RNN, This is a seq2seq model with a similar architecture of @Arthur Suilin's solution for the web traffic prediction. Encoder and decoder are both GRUs. The hidden states of the encoder are passed to the decoder through an FC layer connector. This is useful to improve the accuracy significantly.

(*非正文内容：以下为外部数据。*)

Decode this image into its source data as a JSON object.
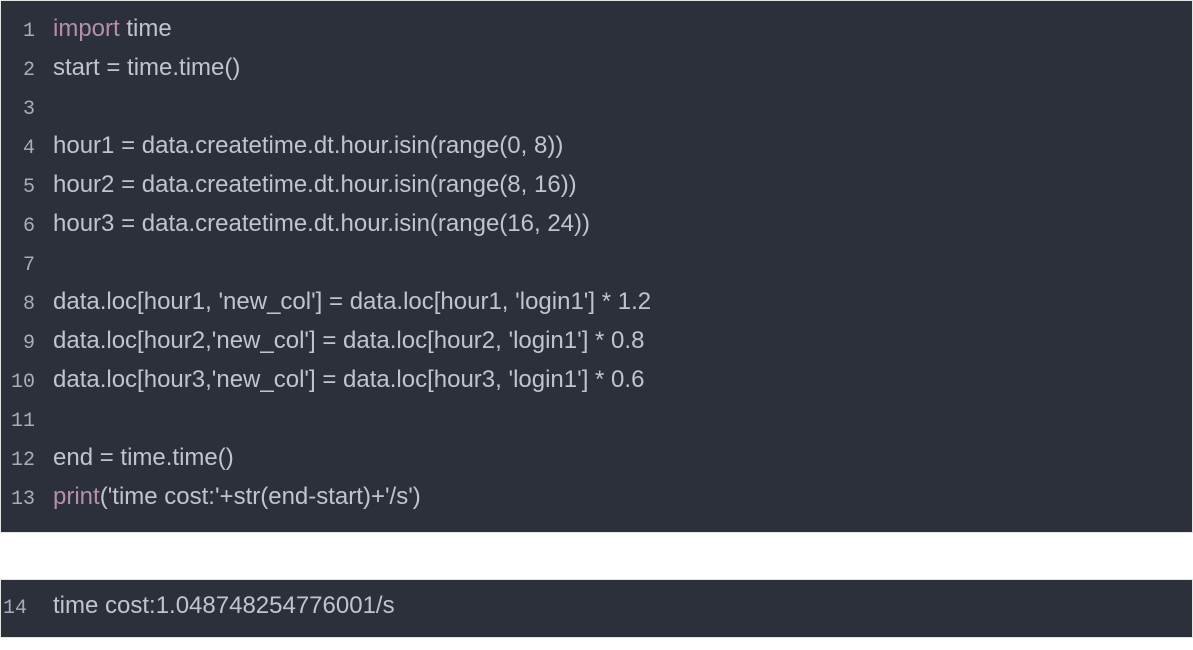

2.6 Nicolas 6th Place Solution Overview

• ma_median * isd_avg / isd_week_avg - popularized early on in the competition.
• ma_median - Coupled with binary for whether or not it is equal to 0.
• Day-of-week averages - Different time periods including 7, 14, 28, 56, 112.
• Days since appeared - Difference between the 'start date' of the training cycle and the first date the item showed up in the original train file.
• Quantiles for several different time-spans.
• Whether the item will be onpromotion.
• Simple averages for different time-spans.
• Item-cluster means - The past 5-day mean was a good predictor.
• Future promotional 'sums' - E.g: sum of onpromotion 8/16 through 8/18.
• mean_no_zero_sales - Mean of instances where unit_sales > 0.
• Frequency encoding - calculate the frequency of appearance for items, stores, families and classes (four columns that each sum to 1).

• One-hot-encoding clusters, states, types, cities and families.
• Weekend and weekday means.
• Staggered mean data (e.g. 8/07 --> 8/14 for the test-set).
• Staggered quantile data.
• Past number of zero sales for different time-spans.
• Past number of promotional days.
• Past promotional sales averages.
• Past day-of-week quantile data.

2.7 CPMP 8th solution

single NN got 508 on public and 515 on private. single lgb got 514 on private.

seasonality，时间序列处理中，两个关键点是时期性和cv设定。这个题目中weekly时期影响很强而yearly很小

cv setting,采用了两段时间2017-7-15，2017-7-31 和 2017-8-1，2017-8-15

Giba大佬评论说了：I always say and continue saying, don't trust public LB. Specially in a time series challenge where public LB is calculated using 5 days ahead and private is from 6 to 16 days ahead, they are completely different models.